LENOIR CITY — An independent review of the Lenoir City Housing Authority has revealed numerous deficiencies.
The report, conducted by Brown Jake & McDaniel PC, and presented to City Council members on Monday night, found problems with contracts, inventory, charge accounts and more than two dozen issues related to travel expenses.
City Attorney Jim Scott told council the audit raised “significant concerns” both for the type and number of deficiencies discovered. He recommended that the Housing Authority’s board of directors continue to investigate and suggested the matter should be turned over to the Tennessee Bureau of Investigation.

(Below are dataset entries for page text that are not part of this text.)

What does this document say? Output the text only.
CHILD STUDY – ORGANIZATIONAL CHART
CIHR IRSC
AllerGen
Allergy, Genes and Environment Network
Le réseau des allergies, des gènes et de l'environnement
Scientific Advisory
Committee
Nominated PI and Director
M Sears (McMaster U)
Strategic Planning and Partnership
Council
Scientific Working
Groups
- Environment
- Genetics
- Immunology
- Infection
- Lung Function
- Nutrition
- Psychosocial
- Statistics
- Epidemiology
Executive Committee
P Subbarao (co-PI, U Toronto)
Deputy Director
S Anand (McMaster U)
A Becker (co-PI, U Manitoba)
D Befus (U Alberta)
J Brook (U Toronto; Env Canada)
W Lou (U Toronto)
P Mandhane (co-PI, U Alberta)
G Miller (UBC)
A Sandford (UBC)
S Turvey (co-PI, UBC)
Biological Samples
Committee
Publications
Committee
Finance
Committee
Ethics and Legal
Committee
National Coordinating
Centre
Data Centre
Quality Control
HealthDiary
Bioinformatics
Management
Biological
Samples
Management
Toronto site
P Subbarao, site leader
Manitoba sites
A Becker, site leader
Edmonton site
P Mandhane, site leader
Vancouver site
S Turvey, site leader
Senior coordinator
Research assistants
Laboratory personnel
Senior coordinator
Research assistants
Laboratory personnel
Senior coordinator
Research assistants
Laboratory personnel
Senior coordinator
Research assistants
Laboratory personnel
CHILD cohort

Mayor Tony Aikens also suggested that the board contact legal counsel to deal with the issues raised in the audit. Aikens said he has been concerned about the administration of the authority for many years since he learned that several board members may have been appointed illegally by his predecessor.
“The audit proves there was mismanagement. I hope the new board will take swift and appropriate action,” Aikens said.
Frank Hahn, who along with two other new board members was appointed to the housing board last year by Aikens, pushed for the audit during a meeting in March. He said it is always a good idea to perform an audit when there is a change on the board. He said he plans to pursue the investigation further after meeting with other board members.
Housing Authority Executive Director Debbie Cook said she was not impressed with the audit’s findings. The authority is regularly audited by HUD and no problems have been found in the past.
The report found that many office items were not serial numbered or recorded. Checks were not regularly deposited into the bank. Some items were purchased by credit card without proper invoicing, according to the report.
The audit also highlighted excessive spending. The report found that an office door was upgraded from an original cost of $850 to $3,400 and the remodeling of the executive director’s office cost $12,286. More than $20,000 was used to add a parking lot and $36,000 was used to build a covered walkway to the lot, the report said.
Cook said that the door to her office had to be replaced with a high security door. The total cost to remodel her office, she said, was less than the $15,000 budgeted by the board for the work.
Most of the deficiencies were focused on travel and reimbursement policies where the auditors found numerous instances of employees receiving per diem supplements for meals when meals were included with the cost of the conference.
Cook said she has always followed General Services Administration guidelines for travel reimbursement. The authority also has its own travel policies, which are closely followed, she said.